What you'd like to see more of in Denver/Boulder from a culinary standpoint: Elegant simplicity. It takes far more skill and thought to do more with less. Why use 2,000 words, when 1,196 will suffice?
What you'd like to see less of in Denver/Boulder from a culinary standpoint: I sense a collective paranoia (or maybe it's a collective insecurity) about the food in this city. Denver's food certainly has been under the radar on a national level in years past, and I think that lack of recognition manifests itself in a weird collective lack of esteem. I will testify under oath that there are truly some badass cooks here -- and incredible restaurants, all equal to any other city's. We've got it pretty good here. Enjoy that relative anonymity before the secret gets out and reservations everywhere become impossible to attain.
Weirdest customer request: The guest who asked us to cook his pasta in Evian water.
Weirdest thing you've ever eaten: Pig uterus, or maybe sea cucumber belly...or maybe horse-tongue sashimi. We Americans think we've got this nose-to-tail thing dialed in, but relative to other cultures, we're pussies.
What's your dream restaurant? I've already had a few...those places where you look forward to spending all your time and see things come together in ways you might never have imagined possible.

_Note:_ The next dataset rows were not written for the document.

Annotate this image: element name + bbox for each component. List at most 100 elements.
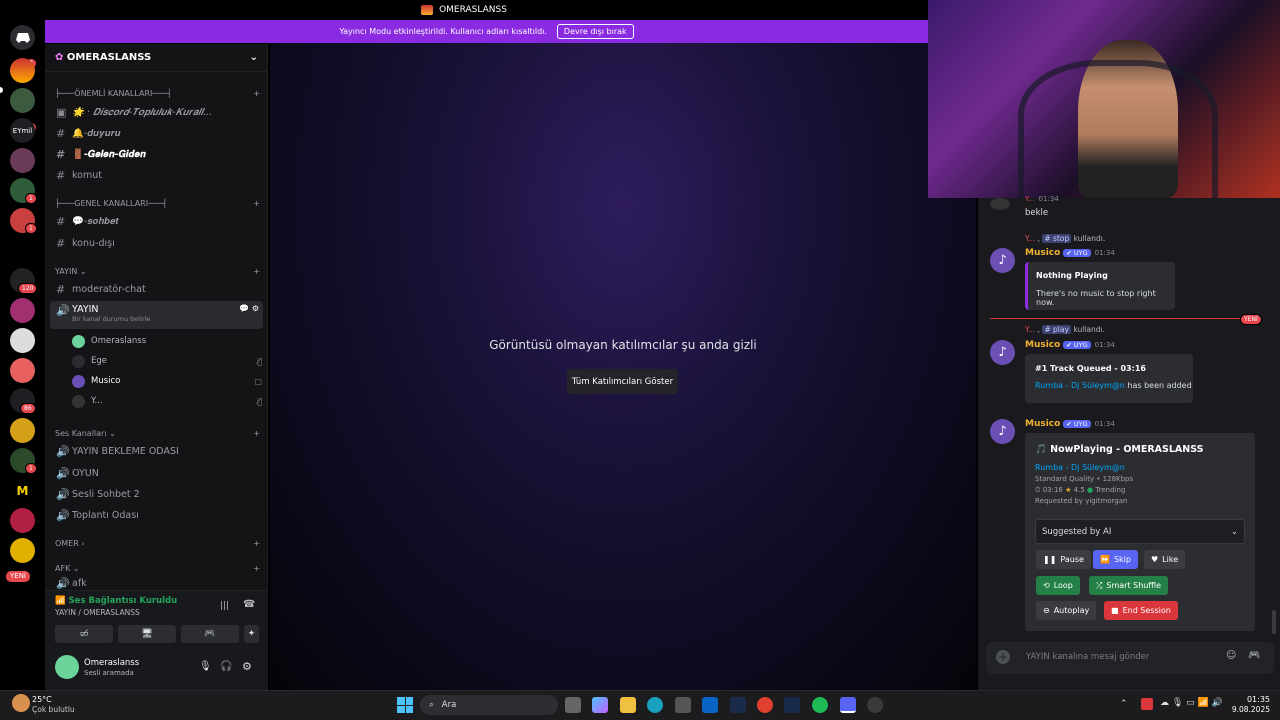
loop-button[interactable]: ⟲ Loop — [1036, 576, 1080, 595]
copilot-icon[interactable] — [592, 697, 608, 713]
voice-channel-oyun[interactable]: 🔊 OYUN — [50, 463, 263, 483]
category-general[interactable]: ├───GENEL KANALLARI───┤ + — [55, 199, 260, 208]
gear-icon[interactable]: ⚙ — [242, 660, 252, 673]
voice-channel-afk[interactable]: 🔊 afk — [50, 577, 263, 589]
camera-toggle-button[interactable]: ▭̸ — [55, 625, 113, 643]
game-icon[interactable]: 🎮 — [1248, 650, 1260, 661]
clock-time[interactable]: 01:35 — [1234, 695, 1270, 704]
headphones-icon[interactable]: 🎧 — [220, 661, 232, 672]
voice-user[interactable]: Y... 🎙̸ — [72, 392, 262, 410]
plus-icon[interactable]: + — [253, 429, 260, 438]
channel-komut[interactable]: # komut — [50, 165, 263, 185]
emoji-icon[interactable]: ☺ — [1226, 650, 1236, 661]
server-icon-12[interactable] — [10, 418, 35, 443]
task-view-icon[interactable] — [565, 697, 581, 713]
server-icon-16[interactable] — [10, 538, 35, 563]
soundboard-button[interactable]: ✦ — [244, 625, 259, 643]
discord-taskbar-icon[interactable] — [840, 697, 856, 713]
taskbar-search[interactable]: ⌕ Ara — [420, 695, 558, 715]
channel-sohbet[interactable]: # 💬-𝒔𝒐𝒉𝒃𝒆𝒕 — [50, 211, 263, 231]
pause-button[interactable]: ❚❚ Pause — [1036, 550, 1091, 569]
plus-icon[interactable]: + — [253, 199, 260, 208]
server-icon-8[interactable] — [10, 298, 35, 323]
chrome-icon[interactable] — [757, 697, 773, 713]
voice-user[interactable]: Musico ▢ — [72, 372, 262, 390]
steam-icon[interactable] — [730, 697, 746, 713]
store-icon[interactable] — [675, 697, 691, 713]
outlook-icon[interactable] — [702, 697, 718, 713]
plus-icon[interactable]: + — [253, 89, 260, 98]
windows-start-icon[interactable] — [397, 697, 413, 713]
channel-status[interactable]: Bir kanal durumu belirle — [72, 315, 150, 323]
disable-streamer-button[interactable]: Devre dışı bırak — [556, 24, 634, 39]
chat-scrollbar[interactable] — [1272, 610, 1276, 634]
message-author[interactable]: Musico ✔ UYG 01:34 — [1025, 419, 1115, 429]
message-author[interactable]: Musico ✔ UYG 01:34 — [1025, 340, 1115, 350]
np-track-link[interactable]: Rumba - Dj Süleym@n — [1035, 463, 1125, 472]
tray-chevron-icon[interactable]: ⌃ — [1120, 699, 1128, 709]
disconnect-icon[interactable]: ☎ — [243, 599, 255, 610]
clock-date[interactable]: 9.08.2025 — [1224, 705, 1270, 714]
tray-icons[interactable]: ☁ 🎙 ▭ 📶 🔊 — [1160, 698, 1223, 708]
end-session-button[interactable]: ■ End Session — [1104, 601, 1178, 620]
category-afk[interactable]: AFK ⌄ + — [55, 564, 260, 573]
channel-moderator-chat[interactable]: # moderatör-chat — [50, 279, 263, 299]
message-input[interactable]: YAYIN kanalına mesaj gönder — [1026, 652, 1149, 662]
voice-channel-yayin[interactable]: 🔊 YAYIN Bir kanal durumu belirle 💬 ⚙ — [50, 301, 263, 329]
weather-icon[interactable] — [12, 694, 30, 712]
server-icon-mo[interactable]: M — [10, 478, 35, 503]
voice-location[interactable]: YAYIN / OMERASLANSS — [55, 608, 140, 617]
category-omer[interactable]: OMER › + — [55, 539, 260, 548]
category-yayin[interactable]: YAYIN ⌄ + — [55, 267, 260, 276]
voice-user[interactable]: Omeraslanss — [72, 332, 262, 350]
plus-icon[interactable]: + — [996, 650, 1010, 664]
musico-avatar[interactable]: ♪ — [990, 340, 1015, 365]
like-button[interactable]: ♥ Like — [1144, 550, 1186, 569]
voice-channel-toplanti[interactable]: 🔊 Toplantı Odası — [50, 505, 263, 525]
obs-icon[interactable] — [867, 697, 883, 713]
server-icon-eymi[interactable]: EYmil — [10, 118, 35, 143]
weather-temp[interactable]: 25°C — [32, 695, 52, 704]
channel-gelen-giden[interactable]: # 🚪-𝑮𝒆𝒍𝒆𝒏-𝑮𝒊𝒅𝒆𝒏 — [50, 144, 263, 164]
plus-icon[interactable]: + — [253, 267, 260, 276]
voice-channel-bekleme[interactable]: 🔊 YAYIN BEKLEME ODASI — [50, 441, 263, 461]
channel-duyuru[interactable]: # 🔔-𝒅𝒖𝒚𝒖𝒓𝒖 — [50, 123, 263, 143]
category-important[interactable]: ├───ÖNEMLİ KANALLARI───┤ + — [55, 89, 260, 98]
screen-share-button[interactable]: 🖥 — [118, 625, 176, 643]
category-voice[interactable]: Ses Kanalları ⌄ + — [55, 429, 260, 438]
steam-icon-2[interactable] — [784, 697, 800, 713]
file-explorer-icon[interactable] — [620, 697, 636, 713]
message-author[interactable]: Musico ✔ UYG 01:34 — [1025, 248, 1115, 258]
musico-avatar[interactable]: ♪ — [990, 248, 1015, 273]
show-all-participants-button[interactable]: Tüm Katılımcıları Göster — [567, 369, 678, 394]
message-composer[interactable]: + YAYIN kanalına mesaj gönder ☺ 🎮 — [986, 642, 1274, 674]
edge-icon[interactable] — [647, 697, 663, 713]
server-icon-9[interactable] — [10, 328, 35, 353]
server-icon-1[interactable] — [10, 58, 35, 83]
autoplay-button[interactable]: ⊖ Autoplay — [1036, 601, 1097, 620]
command-mention[interactable]: # stop — [1042, 234, 1072, 243]
voice-channel-sesli2[interactable]: 🔊 Sesli Sohbet 2 — [50, 484, 263, 504]
channel-konu-disi[interactable]: # konu-dışı — [50, 233, 263, 253]
voice-user[interactable]: Ege 🎙̸ — [72, 352, 262, 370]
discord-home-icon[interactable] — [10, 25, 35, 50]
track-link[interactable]: Rumba - Dj Süleym@n — [1035, 381, 1125, 390]
plus-icon[interactable]: + — [253, 564, 260, 573]
spotify-icon[interactable] — [812, 697, 828, 713]
server-icon-2[interactable] — [10, 88, 35, 113]
command-mention[interactable]: # play — [1042, 325, 1071, 334]
server-icon-15[interactable] — [10, 508, 35, 533]
server-header[interactable]: ✿ OMERASLANSS ⌄ — [45, 44, 268, 72]
skip-button[interactable]: ⏩ Skip — [1093, 550, 1138, 569]
microphone-icon[interactable]: 🎙 — [199, 661, 212, 672]
avatar[interactable] — [55, 655, 79, 679]
channel-actions-icon[interactable]: 💬 ⚙ — [239, 304, 259, 313]
plus-icon[interactable]: + — [253, 539, 260, 548]
suggested-select[interactable]: Suggested by AI ⌄ — [1035, 519, 1245, 544]
tray-app-icon[interactable] — [1141, 698, 1153, 710]
server-icon-4[interactable] — [10, 148, 35, 173]
noise-suppression-icon[interactable]: ||| — [220, 601, 229, 611]
channel-rules[interactable]: ▣ 🌟 · 𝑫𝒊𝒔𝒄𝒐𝒓𝒅-𝑻𝒐𝒑𝒍𝒖𝒍𝒖𝒌-𝑲𝒖𝒓𝒂𝒍𝒍... — [50, 102, 263, 122]
musico-avatar[interactable]: ♪ — [990, 419, 1015, 444]
smart-shuffle-button[interactable]: ⤮ Smart Shuffle — [1089, 576, 1169, 595]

What do you have in the pipeline? If you're not in a state of growth, you're in a state of attrition. I'm not quite ready to ponder the implications of my impending rot, but achieving some sense of balance would be nice. I think that we need to hold ourselves to a high accountability, don't believe the press, and realize that we're only as good as our last dish. We just need to keep pushing to get better every day and stay as humble as we can.